Pour cet essai, BMW nous a prêté la version 216d « Luxury Line ». Le moteur diesel 3 cylindres de 116 chevaux, normalement très léger sur papier face au poids conséquent de la voiture (plus d’une tonne et demie) est étonnement dynamique lorsqu’il est accouplé à la boite automatique Steptronic à 7 rapports. Aucune d’impression d’essoufflement, de belles reprises et une consommation très raisonnable sur des trajets peu demandeurs en accélération longue (entre 5,5 et 6 l/100km enregistrés). Cette boite à vitesse est une vraie merveille. Son double embrayage fluidifie le passage des rapports et cette douceur, couplée à une isolation phonique réussie, parfait le confort du véhicule. Naturellement, malgré 276 Nm de couple, ses accélérations ne sont pas transcendantes mais se défendent très bien face à la concurrence.

Passe-partout

Malheureusement, ce confort de roulage la rend vierge de toute sensation que pourraient apporter des modèles plus sportifs. Cet aspect peut frustrer. Cependant, il est difficile de lui en vouloir car elle ne vous lâchera jamais. Bien sûr, oubliez tout de suite l’idée de sortir des sentiers carrossables.
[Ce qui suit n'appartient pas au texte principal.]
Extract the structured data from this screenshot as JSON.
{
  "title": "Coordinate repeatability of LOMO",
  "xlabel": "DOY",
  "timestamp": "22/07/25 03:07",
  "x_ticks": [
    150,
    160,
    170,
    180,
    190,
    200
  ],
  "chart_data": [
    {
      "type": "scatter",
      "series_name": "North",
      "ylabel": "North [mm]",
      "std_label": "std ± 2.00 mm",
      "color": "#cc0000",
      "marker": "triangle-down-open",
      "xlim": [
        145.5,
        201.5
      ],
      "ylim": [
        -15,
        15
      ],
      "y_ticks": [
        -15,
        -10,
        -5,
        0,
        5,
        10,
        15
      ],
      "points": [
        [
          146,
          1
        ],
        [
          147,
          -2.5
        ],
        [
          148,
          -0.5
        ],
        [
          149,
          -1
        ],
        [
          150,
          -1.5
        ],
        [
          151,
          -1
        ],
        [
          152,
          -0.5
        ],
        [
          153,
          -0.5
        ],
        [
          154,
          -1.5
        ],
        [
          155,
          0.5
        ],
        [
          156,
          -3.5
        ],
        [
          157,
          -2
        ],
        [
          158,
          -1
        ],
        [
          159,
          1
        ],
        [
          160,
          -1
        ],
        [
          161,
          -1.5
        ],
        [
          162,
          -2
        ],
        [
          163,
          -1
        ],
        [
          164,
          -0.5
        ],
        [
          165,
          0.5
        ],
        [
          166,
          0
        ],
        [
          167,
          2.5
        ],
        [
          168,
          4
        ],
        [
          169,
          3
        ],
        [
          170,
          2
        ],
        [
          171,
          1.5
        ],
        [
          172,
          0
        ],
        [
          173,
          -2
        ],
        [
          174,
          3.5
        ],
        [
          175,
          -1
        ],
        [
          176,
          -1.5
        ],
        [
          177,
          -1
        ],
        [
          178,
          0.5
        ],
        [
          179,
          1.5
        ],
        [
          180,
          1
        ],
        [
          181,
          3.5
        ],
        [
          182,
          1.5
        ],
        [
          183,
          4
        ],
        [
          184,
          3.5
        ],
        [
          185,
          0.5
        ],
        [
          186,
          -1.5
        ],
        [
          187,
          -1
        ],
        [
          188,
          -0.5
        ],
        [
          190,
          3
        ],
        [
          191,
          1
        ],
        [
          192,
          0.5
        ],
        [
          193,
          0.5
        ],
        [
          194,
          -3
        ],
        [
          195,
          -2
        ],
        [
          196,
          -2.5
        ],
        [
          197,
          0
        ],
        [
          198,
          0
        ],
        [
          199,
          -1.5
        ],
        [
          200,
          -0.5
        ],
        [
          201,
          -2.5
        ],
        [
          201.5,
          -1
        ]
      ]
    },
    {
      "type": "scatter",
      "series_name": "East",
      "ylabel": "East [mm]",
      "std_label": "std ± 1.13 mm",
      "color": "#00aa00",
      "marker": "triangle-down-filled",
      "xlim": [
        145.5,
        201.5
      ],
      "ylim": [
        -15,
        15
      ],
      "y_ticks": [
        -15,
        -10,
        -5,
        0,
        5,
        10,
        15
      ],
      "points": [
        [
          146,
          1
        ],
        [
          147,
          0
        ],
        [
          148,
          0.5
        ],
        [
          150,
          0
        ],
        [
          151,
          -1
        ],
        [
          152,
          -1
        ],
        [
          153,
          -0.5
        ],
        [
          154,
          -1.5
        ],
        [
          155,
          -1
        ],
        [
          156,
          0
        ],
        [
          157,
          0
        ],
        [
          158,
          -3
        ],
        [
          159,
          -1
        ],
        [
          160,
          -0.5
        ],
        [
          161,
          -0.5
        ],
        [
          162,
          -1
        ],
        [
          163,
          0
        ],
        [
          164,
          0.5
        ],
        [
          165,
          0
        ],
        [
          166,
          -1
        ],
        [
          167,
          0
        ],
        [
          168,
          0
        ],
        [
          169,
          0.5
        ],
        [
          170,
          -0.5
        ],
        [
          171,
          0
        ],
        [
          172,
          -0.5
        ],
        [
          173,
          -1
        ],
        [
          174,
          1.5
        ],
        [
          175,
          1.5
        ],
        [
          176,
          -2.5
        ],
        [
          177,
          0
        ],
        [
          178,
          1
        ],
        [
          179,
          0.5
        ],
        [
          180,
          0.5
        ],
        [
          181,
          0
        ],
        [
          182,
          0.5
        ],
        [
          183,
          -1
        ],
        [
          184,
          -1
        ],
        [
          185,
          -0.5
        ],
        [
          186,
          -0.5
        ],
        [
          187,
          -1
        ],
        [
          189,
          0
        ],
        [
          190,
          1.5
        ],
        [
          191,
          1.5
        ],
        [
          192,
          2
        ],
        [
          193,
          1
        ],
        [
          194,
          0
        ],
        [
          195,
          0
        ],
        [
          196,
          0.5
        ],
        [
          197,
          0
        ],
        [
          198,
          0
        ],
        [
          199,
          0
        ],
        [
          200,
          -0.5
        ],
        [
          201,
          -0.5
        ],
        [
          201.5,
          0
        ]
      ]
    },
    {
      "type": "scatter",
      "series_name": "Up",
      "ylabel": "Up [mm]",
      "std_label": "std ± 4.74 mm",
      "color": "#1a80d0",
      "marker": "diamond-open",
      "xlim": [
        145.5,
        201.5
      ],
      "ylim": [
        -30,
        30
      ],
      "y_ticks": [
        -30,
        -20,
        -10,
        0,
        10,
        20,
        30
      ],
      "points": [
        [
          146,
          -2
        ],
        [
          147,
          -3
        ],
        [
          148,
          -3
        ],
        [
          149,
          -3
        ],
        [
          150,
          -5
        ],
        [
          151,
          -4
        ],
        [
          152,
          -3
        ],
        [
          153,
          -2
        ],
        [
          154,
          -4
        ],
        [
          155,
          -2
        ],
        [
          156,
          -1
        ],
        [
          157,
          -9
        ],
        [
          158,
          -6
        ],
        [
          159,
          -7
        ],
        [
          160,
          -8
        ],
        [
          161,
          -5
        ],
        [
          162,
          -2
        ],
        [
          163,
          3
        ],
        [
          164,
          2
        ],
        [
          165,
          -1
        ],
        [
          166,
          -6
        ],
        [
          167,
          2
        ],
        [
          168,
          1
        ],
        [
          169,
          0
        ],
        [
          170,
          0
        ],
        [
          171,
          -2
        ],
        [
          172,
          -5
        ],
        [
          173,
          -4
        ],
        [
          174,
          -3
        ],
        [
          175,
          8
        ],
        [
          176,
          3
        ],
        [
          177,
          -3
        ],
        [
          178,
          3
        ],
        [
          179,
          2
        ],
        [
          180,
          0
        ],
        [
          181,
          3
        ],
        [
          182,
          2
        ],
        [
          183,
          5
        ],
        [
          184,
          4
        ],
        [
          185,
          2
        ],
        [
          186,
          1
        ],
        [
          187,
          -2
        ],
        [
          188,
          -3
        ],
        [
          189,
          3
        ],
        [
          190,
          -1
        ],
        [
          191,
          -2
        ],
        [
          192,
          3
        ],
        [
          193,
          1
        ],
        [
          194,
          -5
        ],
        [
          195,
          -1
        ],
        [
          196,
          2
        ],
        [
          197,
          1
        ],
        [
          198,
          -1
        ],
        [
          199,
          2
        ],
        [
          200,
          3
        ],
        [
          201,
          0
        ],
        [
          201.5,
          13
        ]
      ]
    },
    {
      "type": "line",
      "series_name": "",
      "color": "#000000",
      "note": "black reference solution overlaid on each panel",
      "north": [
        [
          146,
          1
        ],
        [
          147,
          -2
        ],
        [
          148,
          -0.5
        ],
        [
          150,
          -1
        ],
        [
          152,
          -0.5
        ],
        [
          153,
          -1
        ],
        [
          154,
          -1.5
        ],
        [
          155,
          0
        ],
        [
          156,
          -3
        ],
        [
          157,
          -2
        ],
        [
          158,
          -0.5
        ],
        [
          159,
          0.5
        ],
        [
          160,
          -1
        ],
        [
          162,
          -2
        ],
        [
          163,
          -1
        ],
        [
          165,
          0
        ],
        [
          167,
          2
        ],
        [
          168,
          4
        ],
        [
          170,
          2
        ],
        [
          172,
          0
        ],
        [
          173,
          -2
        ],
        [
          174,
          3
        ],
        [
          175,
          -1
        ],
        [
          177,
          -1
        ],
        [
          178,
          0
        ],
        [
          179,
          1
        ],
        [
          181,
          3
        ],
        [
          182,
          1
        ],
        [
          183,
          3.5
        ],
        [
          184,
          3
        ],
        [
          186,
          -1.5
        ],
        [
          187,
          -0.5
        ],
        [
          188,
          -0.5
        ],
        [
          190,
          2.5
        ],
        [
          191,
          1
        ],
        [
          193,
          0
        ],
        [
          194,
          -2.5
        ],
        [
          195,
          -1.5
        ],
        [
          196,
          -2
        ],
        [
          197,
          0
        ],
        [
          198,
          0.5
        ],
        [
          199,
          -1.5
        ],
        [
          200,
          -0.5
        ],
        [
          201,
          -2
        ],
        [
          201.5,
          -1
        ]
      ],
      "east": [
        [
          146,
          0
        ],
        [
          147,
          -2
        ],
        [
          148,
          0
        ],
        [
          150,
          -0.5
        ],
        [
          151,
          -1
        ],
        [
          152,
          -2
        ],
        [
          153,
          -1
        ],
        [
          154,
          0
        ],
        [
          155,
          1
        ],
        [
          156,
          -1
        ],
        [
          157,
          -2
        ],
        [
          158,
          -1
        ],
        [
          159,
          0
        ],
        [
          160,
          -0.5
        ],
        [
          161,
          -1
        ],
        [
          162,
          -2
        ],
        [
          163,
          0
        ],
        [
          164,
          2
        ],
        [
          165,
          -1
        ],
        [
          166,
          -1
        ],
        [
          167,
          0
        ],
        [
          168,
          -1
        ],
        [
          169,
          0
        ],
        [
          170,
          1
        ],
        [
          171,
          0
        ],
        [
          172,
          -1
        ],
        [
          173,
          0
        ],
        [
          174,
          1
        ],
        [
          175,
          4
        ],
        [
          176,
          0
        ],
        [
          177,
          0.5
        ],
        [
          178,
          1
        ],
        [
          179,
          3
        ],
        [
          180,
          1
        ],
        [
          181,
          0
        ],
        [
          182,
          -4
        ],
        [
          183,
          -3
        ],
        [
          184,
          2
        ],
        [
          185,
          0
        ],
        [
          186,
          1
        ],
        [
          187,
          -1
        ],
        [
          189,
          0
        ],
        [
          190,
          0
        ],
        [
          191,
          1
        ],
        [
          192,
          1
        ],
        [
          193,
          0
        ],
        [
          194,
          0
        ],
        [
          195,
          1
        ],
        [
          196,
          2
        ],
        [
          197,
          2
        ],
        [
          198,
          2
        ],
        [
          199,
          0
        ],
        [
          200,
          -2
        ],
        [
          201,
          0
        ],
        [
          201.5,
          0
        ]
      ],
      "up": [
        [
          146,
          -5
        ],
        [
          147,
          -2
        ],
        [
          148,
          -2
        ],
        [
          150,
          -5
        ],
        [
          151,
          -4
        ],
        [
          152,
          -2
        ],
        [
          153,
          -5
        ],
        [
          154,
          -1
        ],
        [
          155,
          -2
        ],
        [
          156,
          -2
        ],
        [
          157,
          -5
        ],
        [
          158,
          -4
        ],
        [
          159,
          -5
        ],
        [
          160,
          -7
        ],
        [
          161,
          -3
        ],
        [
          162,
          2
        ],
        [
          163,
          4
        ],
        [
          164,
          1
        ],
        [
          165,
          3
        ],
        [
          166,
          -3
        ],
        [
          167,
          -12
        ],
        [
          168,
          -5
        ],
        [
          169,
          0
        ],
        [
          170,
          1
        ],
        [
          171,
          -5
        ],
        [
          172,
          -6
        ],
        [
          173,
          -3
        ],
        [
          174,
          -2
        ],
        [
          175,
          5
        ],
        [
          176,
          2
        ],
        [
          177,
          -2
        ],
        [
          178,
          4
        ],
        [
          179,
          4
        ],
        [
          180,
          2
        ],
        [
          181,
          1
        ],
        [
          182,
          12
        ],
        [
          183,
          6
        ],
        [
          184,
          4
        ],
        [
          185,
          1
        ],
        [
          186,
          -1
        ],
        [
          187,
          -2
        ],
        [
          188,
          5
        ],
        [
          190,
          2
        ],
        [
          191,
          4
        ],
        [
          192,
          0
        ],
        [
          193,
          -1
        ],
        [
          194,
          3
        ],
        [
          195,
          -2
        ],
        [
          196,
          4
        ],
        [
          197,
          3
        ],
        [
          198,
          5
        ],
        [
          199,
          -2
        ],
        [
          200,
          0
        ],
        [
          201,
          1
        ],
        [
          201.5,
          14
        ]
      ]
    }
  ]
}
Mais elle se défend aussi bien sur l’autoroute que sur les petits chemins de campagne ou encore en milieu urbain.

On en arrive donc au public réellement atteint par la firme allemande. Quand on regarde attentivement les publicités, on nous vend un véhicule essentiellement urbain, destinés aux jeunes cadres (pour sortir 43.000€ il faut un bon salaire!), qui vous permet de sortir de la ville sans vous sentir démuni. Si cet aspect se vérifie par sa capacité à se fondre dans le décor, nous pouvons observer une réalité sensiblement différente sur le terrain.  À bord de l’Active Tourer, nous retrouvons surtout des pères et des mères de famille de classe moyenne, de tous horizons, qui ont eu envie d’accéder à un modèle « Premium », tout en conservant la praticité d’un monovolume. Et ils ont raison. L’habitacle hyper modulable permet tant le transport de personnes que d’affaires encombrantes. Certes, la place n’est pas infinie mais sur ce plan-là, encore, le modèle se défend très bien face à la concurrence.

Ce qu’il ressort de cet essai

Si nous étions des puristes, nous aurions dit : BERK! mais comme nous sommes ouverts d’esprit, nous disons : bien joué! Il fallait l’oser et le pari est réussi. Certes le véhicule reste imparfait. La direction est trop assistée et on perd toute connexion avec la route. Les freins sont trop légers par rapport au poids situé en majorité à l’avant, ce qui en fait une sous-vireuse née. L’impression de lourdeur ne quitte jamais le conducteur, c’est un fait. Mais ce n’est pas une voiture de sport.  Avec l’Active Tourer, BMW propose tout ce qu’on attend d’un Monovolume Premium : une alliance solide entre le confort, le luxe et la fonctionnalité. Gardons à l’esprit que ce modèle est destiné à une clientèle aisée. Son prix, peu concurrentiel, se justifie également par la présence d’instruments ultramodernes (BMW connected Drive, un tas de gadgets électriques, des assistances à la pointe, une instrumentation de bord presque entièrement numérique,…), d’un moteur qui n’a rien à envier à ses concurrents et surtout : elle conserve le « Plaisir de Conduire », si cher à la firme allemande.

Cela répond donc à cette question qui nous brûlait tant les lèvres ; si BMW arrive à vendre ce véhicule, en dépit de sa « trahison » envers ses plus fidèles puristes, c’est parce que le consommateur a très vite compris que l’Active Tourer est tout simplement une excellente voiture.